Pyrrhic Victory #2805

That night, the monster inside O’Reilly awoke. It spread its wings, believing it could fly, but, of course, it could not. So it started thrashing around down there in O’Reilly’s innard rooms, smashing picture frames, knocking over lamps, carving its initials into the walls.

So pitiless is the night. You write one little constructive critique on a friend’s blogsite about her decision to take in yet another homeless cat and suddenly, in the dark, you’re Benedict Arnold.

Or maybe you inartfully suggested your friend’s thing about cats is a warning sign of highly contagious mental health.

Or perhaps you went and said it’s one thing to have seven cats, but quite another to have seventeen – not one of which you like. Not even the one who has apparently fallen in love with your raw toes.

And yet, you are the complete idiot.

Seeking solace, you stuff one little pizza—well, one little extra-large meat-lovers pizza—into your face before bed. In the night, its pepperoni eyes burn like flares.

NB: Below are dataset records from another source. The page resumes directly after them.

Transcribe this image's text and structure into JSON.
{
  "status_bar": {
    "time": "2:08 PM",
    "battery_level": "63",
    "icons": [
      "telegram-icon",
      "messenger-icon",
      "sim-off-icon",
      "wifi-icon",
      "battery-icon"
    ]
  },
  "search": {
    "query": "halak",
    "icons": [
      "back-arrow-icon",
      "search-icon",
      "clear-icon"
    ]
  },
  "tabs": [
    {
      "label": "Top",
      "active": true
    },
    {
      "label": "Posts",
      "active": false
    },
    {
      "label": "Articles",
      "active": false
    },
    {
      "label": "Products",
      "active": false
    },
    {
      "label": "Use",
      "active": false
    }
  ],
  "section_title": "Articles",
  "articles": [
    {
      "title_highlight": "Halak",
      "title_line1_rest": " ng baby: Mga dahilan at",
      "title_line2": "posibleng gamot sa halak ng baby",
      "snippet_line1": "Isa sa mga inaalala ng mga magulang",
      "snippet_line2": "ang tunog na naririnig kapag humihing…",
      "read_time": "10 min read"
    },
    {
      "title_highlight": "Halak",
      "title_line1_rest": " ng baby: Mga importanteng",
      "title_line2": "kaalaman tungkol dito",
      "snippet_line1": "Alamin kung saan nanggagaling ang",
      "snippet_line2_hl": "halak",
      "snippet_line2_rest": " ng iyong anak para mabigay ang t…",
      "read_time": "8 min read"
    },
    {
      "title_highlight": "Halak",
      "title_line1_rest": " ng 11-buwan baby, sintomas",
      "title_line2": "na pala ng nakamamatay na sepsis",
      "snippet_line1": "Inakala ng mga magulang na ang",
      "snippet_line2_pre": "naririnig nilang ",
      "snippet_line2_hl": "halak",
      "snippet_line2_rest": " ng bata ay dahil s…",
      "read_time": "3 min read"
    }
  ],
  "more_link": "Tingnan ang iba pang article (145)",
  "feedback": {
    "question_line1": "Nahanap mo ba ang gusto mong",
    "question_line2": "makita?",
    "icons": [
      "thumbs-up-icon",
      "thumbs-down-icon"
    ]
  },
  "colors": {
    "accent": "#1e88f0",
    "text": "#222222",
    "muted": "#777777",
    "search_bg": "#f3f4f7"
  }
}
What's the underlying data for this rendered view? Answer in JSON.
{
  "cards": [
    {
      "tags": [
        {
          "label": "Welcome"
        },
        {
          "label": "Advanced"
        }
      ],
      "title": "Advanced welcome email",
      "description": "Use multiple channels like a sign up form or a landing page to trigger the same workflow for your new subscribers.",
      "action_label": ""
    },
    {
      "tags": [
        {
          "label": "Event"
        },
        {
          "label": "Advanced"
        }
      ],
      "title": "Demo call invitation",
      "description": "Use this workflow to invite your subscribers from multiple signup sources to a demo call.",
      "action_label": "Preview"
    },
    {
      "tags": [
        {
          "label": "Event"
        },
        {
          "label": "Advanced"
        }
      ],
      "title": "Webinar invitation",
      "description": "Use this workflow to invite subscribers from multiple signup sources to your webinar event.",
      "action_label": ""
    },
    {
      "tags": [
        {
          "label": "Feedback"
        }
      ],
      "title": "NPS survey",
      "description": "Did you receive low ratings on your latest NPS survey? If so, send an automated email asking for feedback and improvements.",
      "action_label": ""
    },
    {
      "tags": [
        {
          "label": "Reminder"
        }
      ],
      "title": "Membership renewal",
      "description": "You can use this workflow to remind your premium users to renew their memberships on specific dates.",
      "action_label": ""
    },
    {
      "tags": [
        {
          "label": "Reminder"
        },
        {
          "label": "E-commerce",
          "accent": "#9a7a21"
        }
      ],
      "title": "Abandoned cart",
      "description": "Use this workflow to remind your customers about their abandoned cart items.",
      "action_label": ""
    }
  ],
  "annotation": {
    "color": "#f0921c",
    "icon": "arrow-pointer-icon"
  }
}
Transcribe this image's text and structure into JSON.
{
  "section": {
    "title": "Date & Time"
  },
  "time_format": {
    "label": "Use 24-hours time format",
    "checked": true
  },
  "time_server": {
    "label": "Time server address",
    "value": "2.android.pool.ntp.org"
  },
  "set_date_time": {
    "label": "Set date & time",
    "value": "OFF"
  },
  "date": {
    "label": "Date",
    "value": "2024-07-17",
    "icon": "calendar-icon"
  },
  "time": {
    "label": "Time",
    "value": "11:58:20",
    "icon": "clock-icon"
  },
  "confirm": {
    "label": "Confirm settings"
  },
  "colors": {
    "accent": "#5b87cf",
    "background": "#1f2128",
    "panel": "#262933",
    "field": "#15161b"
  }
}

It sees you but you cannot see it.

The best you can do is feel it. And you do feel it and you hear it loudly barking at you in long, jagged belches, not unlike a backfiring Datsun 210.

For the rest of the night, alone and questioning the existence of a cat God, you become hopelessly tangled in the sheets, waging, a familiar fight to the death from the porcelain chariot. You just barely, survive, recalling from history classes past the Greek king Pyhrrus whose battlefield victories were more costly than defeat.

In an agonizing moment of clarity, O’Reilly saw how much alike were pizza and betrayal. In the waking hours, each is easily taken for granted. Pizza: saucy, seductive, cheesey good looks.

What harm could it do? It practically begs to be snorted whole up your nose—though you resist, for the last thing you want is to become a posthumous anecdote in an emergency room.

Yet it is also flexible enough to be sliced any way you like. If you don’t think you can handle eight pieces, slice it into six and devour without guilt or digestive huzzah!

As for betrayal, well, first there is your naively solemn or solemnly naïve promise-to-self: never do that again. Which holds firm like an iron straight-jacket. Until an empty voice in the night, down in the bile ducts, starts nagging:

I want. I need.

I WANT.

I NEEEEEEEED.

Wanting is one thing, but, Dude, needing is a need. If that need is not satisfied, you could fade away like that waddling, ex-governor of New Jersey, or that vampire ex-mayor of New York, or the fat, golf cart-eating troll (that’s right, golf cart-eating) known on global wanted posters as the Sand Trap of Democracy.

And somewhere, a long-dead folksinger moans from the grave the all-too-familiar pizza dirge “Oh the dreadful wind and rain and extra pepperoni.”

This entry was posted in Absurd and/or zany, Mockery and derision, News You Can Use (Sort of). Bookmark the permalink.

5 Responses to Pyrrhic Victory #2805

  1. Roseannadana says:

    Bro, how powerfully and mystically written…and yet haven’t we all been O’Reilly at one time or another…….as a side I did like your idea about slicing a pizza from 8 slices into 6 –guilt free extravaganza!! Roseannadana

    Like

  2. EdG says:

    A moment of silence for the Datsun alumni.

    Like

  3. Ambrose Bierce says:

    Pyrrhus. Cheesy.

    Like

  4. Anonymous says:

    Bierce, aren’t you dead? At the very least, missing and presumed to have fallen into a guacamole pit?